Saturday, February 11, 2012

Dr. Sabra Explains Autistic Thinking

(I'm going to reprint a post that turned out to have legs. People keep finding it, and they either love or hate Dr. Sabra, and they obsessively TELL me about it. As far as I'm concerned, that's fine.)

DR. SABRA EXPLAINS AUTISTIC THINKING

My friend Dr. Sabra (not her real name) is a psychiatrist of fame and powerful flair. I thank God every day that I'm her friend and not her patient, since paying her consulting fees would definitely make me more depressed than before. She's famous for cracking her patients like whips, for being plain-spoken to the point of eye-popping rudeness. Who needs it? If I want someone to tell me off, there are many friends and relatives who are eager for the task, and they won't charge hundreds of dollars an hour.

According to rumor, when in full psychotherapeutic rant, Dr. Sabra might accuse one patient of "wallowing in the mire of your Mickey Mouse obsessions," or another of "returning to your evil Ex like a dog to its vomit." Not everybody enjoys being accused of having inferior obsessions. Not everyone wants an impossible but beloved former partner to be compared to barf. Dr. Sabra will also sometimes casually mention, during a session, that she hates the patient's haircut.

But, whether you love her or hate her, she knows her psychiatric onions. So she was the person I asked to explain a term which has been cropping up lately: "Autistic Thinking." Politicians, poets, conspiracy theorists, celebrity couples, suddenly everybody is accusing everybody else of this. What does it mean?

As Dr. Sabra considered the phrase, her eyes gleamed like a mighty tigress spotting a juicy gazelle. "That's one of my favorite subjects. It's simple. And the phrase has almost nothing to do with true autistics. It has to do with whether a person insists on lying to himself.
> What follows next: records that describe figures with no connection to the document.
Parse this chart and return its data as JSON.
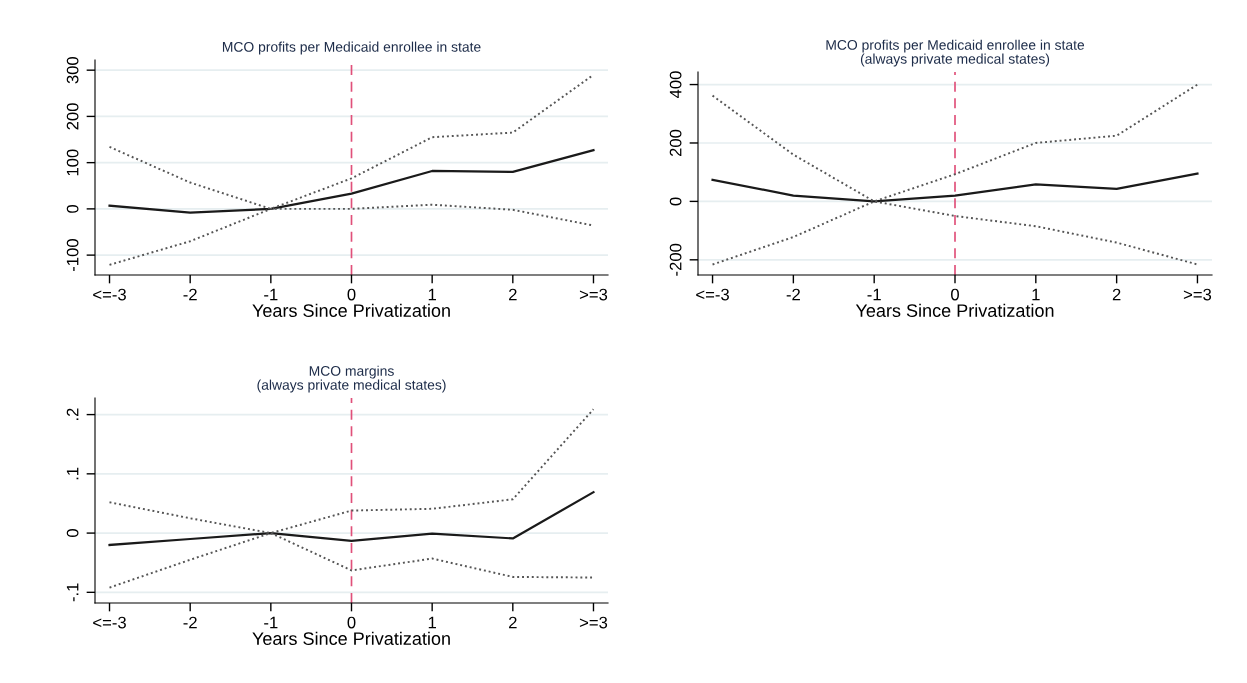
{
  "chart_data": [
    {
      "type": "line",
      "title": "MCO profits per Medicaid enrollee in state",
      "xlabel": "Years Since Privatization",
      "categories": [
        "<=-3",
        "-2",
        "-1",
        "0",
        "1",
        "2",
        ">=3"
      ],
      "series": [
        {
          "color": "#1a1a1a",
          "line_style": "solid",
          "values": [
            7,
            -8,
            0,
            33,
            82,
            80,
            127
          ]
        },
        {
          "color": "#555555",
          "line_style": "dotted",
          "values": [
            134,
            57,
            0,
            66,
            155,
            165,
            290
          ]
        },
        {
          "color": "#555555",
          "line_style": "dotted",
          "values": [
            -121,
            -70,
            0,
            0,
            9,
            -2,
            -36
          ]
        }
      ],
      "ylim": [
        -143,
        322
      ],
      "yticks": [
        -100,
        0,
        100,
        200,
        300
      ],
      "grid": "y",
      "ref_lines": [
        {
          "axis": "x",
          "value": "0",
          "color": "#e0507a",
          "line_style": "dashed"
        }
      ]
    },
    {
      "type": "line",
      "title": "MCO profits per Medicaid enrollee in state\n(always private medical states)",
      "xlabel": "Years Since Privatization",
      "categories": [
        "<=-3",
        "-2",
        "-1",
        "0",
        "1",
        "2",
        ">=3"
      ],
      "series": [
        {
          "color": "#1a1a1a",
          "line_style": "solid",
          "values": [
            74,
            20,
            0,
            20,
            58,
            43,
            95
          ]
        },
        {
          "color": "#555555",
          "line_style": "dotted",
          "values": [
            -216,
            -122,
            0,
            93,
            200,
            225,
            400
          ]
        },
        {
          "color": "#555555",
          "line_style": "dotted",
          "values": [
            362,
            160,
            0,
            -50,
            -85,
            -141,
            -216
          ]
        }
      ],
      "ylim": [
        -252,
        443
      ],
      "yticks": [
        -200,
        0,
        200,
        400
      ],
      "grid": "y",
      "ref_lines": [
        {
          "axis": "x",
          "value": "0",
          "color": "#e0507a",
          "line_style": "dashed"
        }
      ]
    },
    {
      "type": "line",
      "title": "MCO margins\n(always private medical states)",
      "xlabel": "Years Since Privatization",
      "categories": [
        "<=-3",
        "-2",
        "-1",
        "0",
        "1",
        "2",
        ">=3"
      ],
      "series": [
        {
          "color": "#1a1a1a",
          "line_style": "solid",
          "values": [
            -0.02,
            -0.01,
            0,
            -0.013,
            -0.001,
            -0.009,
            0.069
          ]
        },
        {
          "color": "#555555",
          "line_style": "dotted",
          "values": [
            0.052,
            0.025,
            0,
            0.038,
            0.041,
            0.057,
            0.209
          ]
        },
        {
          "color": "#555555",
          "line_style": "dotted",
          "values": [
            -0.092,
            -0.045,
            0,
            -0.063,
            -0.043,
            -0.074,
            -0.075
          ]
        }
      ],
      "ylim": [
        -0.118,
        0.228
      ],
      "yticks": [
        {
          "value": -0.1,
          "label": "-.1"
        },
        0,
        {
          "value": 0.1,
          "label": ".1"
        },
        {
          "value": 0.2,
          "label": ".2"
        }
      ],
      "grid": "y",
      "ref_lines": [
        {
          "axis": "x",
          "value": "0",
          "color": "#e0507a",
          "line_style": "dashed"
        }
      ]
    }
  ]
}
"There are two types of people in this world. There are people like me, who know that reality is their friend. They don't want to wander in fantasyland. Their home is planet earth. They want their feet on the ground and their eye on the prize, whatever that might be for them. They want to listen, learn, think, and then move in response to reality. I love people like that. They really have a chance in this world.

"Then there are the autistic thinkers. They think that reality is whatever they prefer to believe.
'No, it's not, you idiot,' I tell them. A lot of my patients are like that, but also many everyday people who would never think of themselves as disturbed. I've conducted thousands of hours of sessions, and believe me, they don't always sound so different from conversations with friends. A patient tells me that the earth is 6,742 years old, or that the drunken husband who shoved her head in the toilet last Saturday night is really a good guy at heart. 'No, he's not good,' I tell her. Or a friend tells me at a bar mitzvah that his adult children, who haven't visited for eleven years and only call when they want money, really love him. 'No, they don't," I tell him. Is that cruel? How cruel would it be to let him keep waiting for those children?

"We all know people like this. There's something wrong in their heads that makes them think they can mash reality around like it was a piece of Wonder Bread. One of my acquaintances is a nasty gossip. She makes up stories about people she sees as a threat. She's fearful that she's going to lose her partner, be kicked out of the house that the partner owns. She was spotted rushing around outside throwing gravel on a neighbor's roof whom she dislikes, God knows why. She said it was because of 'something she heard.' Would you like to be holding your breath until this woman admits to herself that she heard WRONG? What would you call someone like that?"

"Hysterical cow?" I suggested.

"You got it. An autistic thinker denies the plain evidence of his senses, and is an enemy to his own brain. Some of them are rich and successful, but I always think of them as orphans of the storm. I picture them driven across the sky by violent winds, with their heads upside down and their hair spiralling out in electric shocks, like in a Marc Chagall painting. When they're my patients, I try to convince them to climb down, or jump, or cannonball, or do whatever they need to do so they're no longer stuck in the sky of delusion.

"Why are they so afraid? Truth, facts, reality, all of these can cause pain. But it's always better to know. Because nothing, nothing, could ever be more painful than to move like a stranger in their own minds."